One nuclear explosion, high in the atmosphere, could produce enough EMP power to blanket the US, potentially crippling electronic equipment. EMP is akin to static electricity but extremely intense and exceedingly brief, the US House Armed Services Subcommittee was told by a panel of experts at a hearing last week. Most at risk for EMP damage are large electronic systems that comprise telecommunications lines, cable and dish antennae.
The military is worried about the impact of EMP on commercial off-the-shelf communications equipment, which isn't typically produced to withstand the effects of explosion. Robust hardening against EMP effects adds 3 per cent to 10 per cent to the total system lifecycle cost, said Dr Lowell Wood, a nuclear weapons expert.

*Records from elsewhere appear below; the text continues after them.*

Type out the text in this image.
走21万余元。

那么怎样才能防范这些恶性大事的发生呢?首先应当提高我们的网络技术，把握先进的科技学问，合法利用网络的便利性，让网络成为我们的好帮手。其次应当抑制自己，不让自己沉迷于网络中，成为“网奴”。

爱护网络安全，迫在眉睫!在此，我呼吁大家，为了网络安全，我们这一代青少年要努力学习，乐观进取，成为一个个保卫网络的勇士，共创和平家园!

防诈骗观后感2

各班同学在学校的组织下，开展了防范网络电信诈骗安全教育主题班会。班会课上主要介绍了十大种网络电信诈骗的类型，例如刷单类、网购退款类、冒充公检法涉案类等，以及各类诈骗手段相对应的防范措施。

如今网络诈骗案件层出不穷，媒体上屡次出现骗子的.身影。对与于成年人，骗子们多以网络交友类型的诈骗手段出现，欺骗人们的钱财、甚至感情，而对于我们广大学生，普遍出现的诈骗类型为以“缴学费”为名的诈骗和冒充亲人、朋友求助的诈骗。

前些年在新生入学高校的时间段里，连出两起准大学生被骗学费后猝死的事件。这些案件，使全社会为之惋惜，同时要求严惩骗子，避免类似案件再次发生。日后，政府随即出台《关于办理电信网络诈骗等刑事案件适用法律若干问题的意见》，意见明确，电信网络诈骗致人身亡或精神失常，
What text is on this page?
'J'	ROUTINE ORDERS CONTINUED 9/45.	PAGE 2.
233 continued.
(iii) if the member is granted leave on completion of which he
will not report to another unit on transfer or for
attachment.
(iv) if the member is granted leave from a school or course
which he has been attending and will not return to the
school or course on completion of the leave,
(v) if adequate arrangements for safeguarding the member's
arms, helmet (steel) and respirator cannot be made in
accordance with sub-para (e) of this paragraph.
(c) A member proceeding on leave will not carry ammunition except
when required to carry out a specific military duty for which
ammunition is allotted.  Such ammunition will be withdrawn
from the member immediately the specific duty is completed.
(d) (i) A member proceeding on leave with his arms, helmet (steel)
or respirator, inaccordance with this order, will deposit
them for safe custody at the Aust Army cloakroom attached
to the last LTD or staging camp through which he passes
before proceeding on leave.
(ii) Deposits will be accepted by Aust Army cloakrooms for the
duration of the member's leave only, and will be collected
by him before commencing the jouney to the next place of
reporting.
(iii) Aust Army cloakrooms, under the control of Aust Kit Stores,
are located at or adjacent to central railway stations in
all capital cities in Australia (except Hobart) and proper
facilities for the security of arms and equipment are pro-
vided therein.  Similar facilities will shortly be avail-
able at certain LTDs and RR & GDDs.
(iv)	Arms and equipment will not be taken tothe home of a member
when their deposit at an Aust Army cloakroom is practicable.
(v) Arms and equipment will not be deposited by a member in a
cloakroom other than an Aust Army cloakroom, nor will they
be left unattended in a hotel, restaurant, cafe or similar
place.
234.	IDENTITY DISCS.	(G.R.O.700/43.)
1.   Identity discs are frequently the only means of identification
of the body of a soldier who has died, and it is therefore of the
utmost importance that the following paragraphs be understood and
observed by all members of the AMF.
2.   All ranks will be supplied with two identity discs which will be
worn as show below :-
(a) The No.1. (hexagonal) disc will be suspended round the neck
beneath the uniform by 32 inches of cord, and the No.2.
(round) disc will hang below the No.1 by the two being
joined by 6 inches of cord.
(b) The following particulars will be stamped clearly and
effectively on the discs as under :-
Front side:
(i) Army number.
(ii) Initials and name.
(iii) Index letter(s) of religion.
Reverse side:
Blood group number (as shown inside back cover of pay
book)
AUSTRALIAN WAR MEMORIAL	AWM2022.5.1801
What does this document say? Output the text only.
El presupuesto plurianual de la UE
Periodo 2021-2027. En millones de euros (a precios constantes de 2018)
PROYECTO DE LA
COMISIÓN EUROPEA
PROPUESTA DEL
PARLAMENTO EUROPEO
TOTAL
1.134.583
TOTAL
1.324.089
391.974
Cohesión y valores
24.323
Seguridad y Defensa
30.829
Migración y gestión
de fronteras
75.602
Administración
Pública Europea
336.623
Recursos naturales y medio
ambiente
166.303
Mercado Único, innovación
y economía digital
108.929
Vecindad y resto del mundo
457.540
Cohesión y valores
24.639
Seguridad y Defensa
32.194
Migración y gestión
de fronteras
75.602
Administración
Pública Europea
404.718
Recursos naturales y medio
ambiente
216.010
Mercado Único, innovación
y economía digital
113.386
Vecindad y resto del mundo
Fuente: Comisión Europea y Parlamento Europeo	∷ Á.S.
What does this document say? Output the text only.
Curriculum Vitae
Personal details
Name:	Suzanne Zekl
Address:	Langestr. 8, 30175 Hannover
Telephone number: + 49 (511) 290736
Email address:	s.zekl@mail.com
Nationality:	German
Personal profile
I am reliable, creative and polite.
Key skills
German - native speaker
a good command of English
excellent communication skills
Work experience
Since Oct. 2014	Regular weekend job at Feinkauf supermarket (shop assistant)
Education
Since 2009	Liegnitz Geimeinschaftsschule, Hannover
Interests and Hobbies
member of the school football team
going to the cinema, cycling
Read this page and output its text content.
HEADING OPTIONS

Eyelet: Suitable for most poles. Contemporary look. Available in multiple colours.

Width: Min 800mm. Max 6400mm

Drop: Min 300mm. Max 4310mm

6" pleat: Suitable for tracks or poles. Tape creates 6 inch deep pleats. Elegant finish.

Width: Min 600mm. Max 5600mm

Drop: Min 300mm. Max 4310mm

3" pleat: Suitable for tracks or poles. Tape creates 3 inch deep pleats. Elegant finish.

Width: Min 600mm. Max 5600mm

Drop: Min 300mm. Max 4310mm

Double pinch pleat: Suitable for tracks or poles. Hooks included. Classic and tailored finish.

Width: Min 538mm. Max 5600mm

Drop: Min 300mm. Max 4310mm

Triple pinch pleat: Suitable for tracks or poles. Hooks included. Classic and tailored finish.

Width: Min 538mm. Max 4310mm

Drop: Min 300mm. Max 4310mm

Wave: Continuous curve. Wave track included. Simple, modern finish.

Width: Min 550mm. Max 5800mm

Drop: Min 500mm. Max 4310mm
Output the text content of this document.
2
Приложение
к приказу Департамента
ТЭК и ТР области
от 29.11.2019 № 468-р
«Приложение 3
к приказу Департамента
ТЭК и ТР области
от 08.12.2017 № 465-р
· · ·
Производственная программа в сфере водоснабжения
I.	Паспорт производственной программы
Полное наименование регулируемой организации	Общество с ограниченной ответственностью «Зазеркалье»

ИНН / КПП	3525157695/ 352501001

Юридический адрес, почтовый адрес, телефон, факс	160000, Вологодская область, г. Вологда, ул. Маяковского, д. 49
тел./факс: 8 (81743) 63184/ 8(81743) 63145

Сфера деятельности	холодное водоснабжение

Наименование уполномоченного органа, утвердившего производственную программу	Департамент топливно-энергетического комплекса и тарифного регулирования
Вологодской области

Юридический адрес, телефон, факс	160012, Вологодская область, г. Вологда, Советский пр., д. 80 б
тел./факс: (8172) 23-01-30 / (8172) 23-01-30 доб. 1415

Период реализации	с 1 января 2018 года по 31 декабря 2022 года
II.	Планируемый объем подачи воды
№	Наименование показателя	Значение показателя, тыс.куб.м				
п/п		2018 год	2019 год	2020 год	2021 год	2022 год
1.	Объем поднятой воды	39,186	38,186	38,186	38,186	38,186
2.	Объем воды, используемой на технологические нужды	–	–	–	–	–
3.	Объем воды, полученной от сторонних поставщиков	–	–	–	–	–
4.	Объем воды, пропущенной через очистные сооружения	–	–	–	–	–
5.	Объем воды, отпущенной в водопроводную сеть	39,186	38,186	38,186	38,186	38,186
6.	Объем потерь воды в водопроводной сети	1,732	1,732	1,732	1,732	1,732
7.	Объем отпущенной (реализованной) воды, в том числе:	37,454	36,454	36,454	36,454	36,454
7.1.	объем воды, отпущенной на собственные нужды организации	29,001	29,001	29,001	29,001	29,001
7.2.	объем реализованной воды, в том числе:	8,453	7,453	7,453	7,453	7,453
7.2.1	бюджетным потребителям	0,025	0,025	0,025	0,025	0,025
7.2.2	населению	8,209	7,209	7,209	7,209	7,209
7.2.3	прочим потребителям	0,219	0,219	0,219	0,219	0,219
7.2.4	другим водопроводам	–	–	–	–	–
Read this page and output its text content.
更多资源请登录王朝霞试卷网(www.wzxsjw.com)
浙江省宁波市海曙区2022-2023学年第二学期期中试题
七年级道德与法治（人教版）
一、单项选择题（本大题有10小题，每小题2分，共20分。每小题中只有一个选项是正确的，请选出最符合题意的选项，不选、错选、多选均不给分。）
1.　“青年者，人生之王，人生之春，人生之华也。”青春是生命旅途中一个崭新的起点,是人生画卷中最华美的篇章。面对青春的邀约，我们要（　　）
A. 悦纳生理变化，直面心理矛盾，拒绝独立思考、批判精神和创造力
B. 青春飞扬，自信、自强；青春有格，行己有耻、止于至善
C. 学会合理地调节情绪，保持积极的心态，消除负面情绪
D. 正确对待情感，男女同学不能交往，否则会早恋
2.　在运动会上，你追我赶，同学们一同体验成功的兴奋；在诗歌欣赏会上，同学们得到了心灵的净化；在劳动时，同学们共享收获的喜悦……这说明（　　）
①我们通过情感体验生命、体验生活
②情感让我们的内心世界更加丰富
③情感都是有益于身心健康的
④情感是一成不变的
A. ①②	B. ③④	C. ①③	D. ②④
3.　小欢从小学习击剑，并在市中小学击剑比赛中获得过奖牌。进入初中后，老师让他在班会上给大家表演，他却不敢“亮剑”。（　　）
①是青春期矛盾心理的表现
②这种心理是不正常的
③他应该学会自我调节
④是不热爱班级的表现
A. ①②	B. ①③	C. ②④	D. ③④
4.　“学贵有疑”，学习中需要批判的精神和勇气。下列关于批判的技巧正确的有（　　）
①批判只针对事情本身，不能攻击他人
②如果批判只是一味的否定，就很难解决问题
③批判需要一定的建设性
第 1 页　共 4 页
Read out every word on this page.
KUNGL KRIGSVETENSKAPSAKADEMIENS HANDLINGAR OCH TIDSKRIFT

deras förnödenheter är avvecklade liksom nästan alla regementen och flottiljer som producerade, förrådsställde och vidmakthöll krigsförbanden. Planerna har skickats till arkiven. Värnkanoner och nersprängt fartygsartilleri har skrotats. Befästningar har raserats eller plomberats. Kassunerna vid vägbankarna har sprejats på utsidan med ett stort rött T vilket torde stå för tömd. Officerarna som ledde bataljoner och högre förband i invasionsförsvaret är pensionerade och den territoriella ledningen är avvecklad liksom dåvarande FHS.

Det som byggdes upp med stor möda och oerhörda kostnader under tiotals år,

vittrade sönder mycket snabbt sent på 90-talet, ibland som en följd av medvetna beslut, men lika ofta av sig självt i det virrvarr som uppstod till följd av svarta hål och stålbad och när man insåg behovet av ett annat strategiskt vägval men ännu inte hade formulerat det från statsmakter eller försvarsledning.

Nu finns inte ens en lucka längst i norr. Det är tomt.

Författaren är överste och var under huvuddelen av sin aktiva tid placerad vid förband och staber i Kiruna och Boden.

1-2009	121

Defence experts, however, can't say for certain just how much damage EMP will cause. "We know it will impact electronic equipment, but due to the variation of tolerances built into commercial equipment and the different system configurations, we can't accurately predict how widespread any damage or disruption will be," said Stanley J Jakubiak, deputy chief of the Command Center's Division, Joint Chiefs of Staff, according to his testimony.
The most famous EMP incident occurred July 9, 1962, when a nuclear test explosion above Johnston Island in the Pacific was responsible for the failure of about 1 per cent of the streetlights in Oahu, Hawaii, about 800 miles away.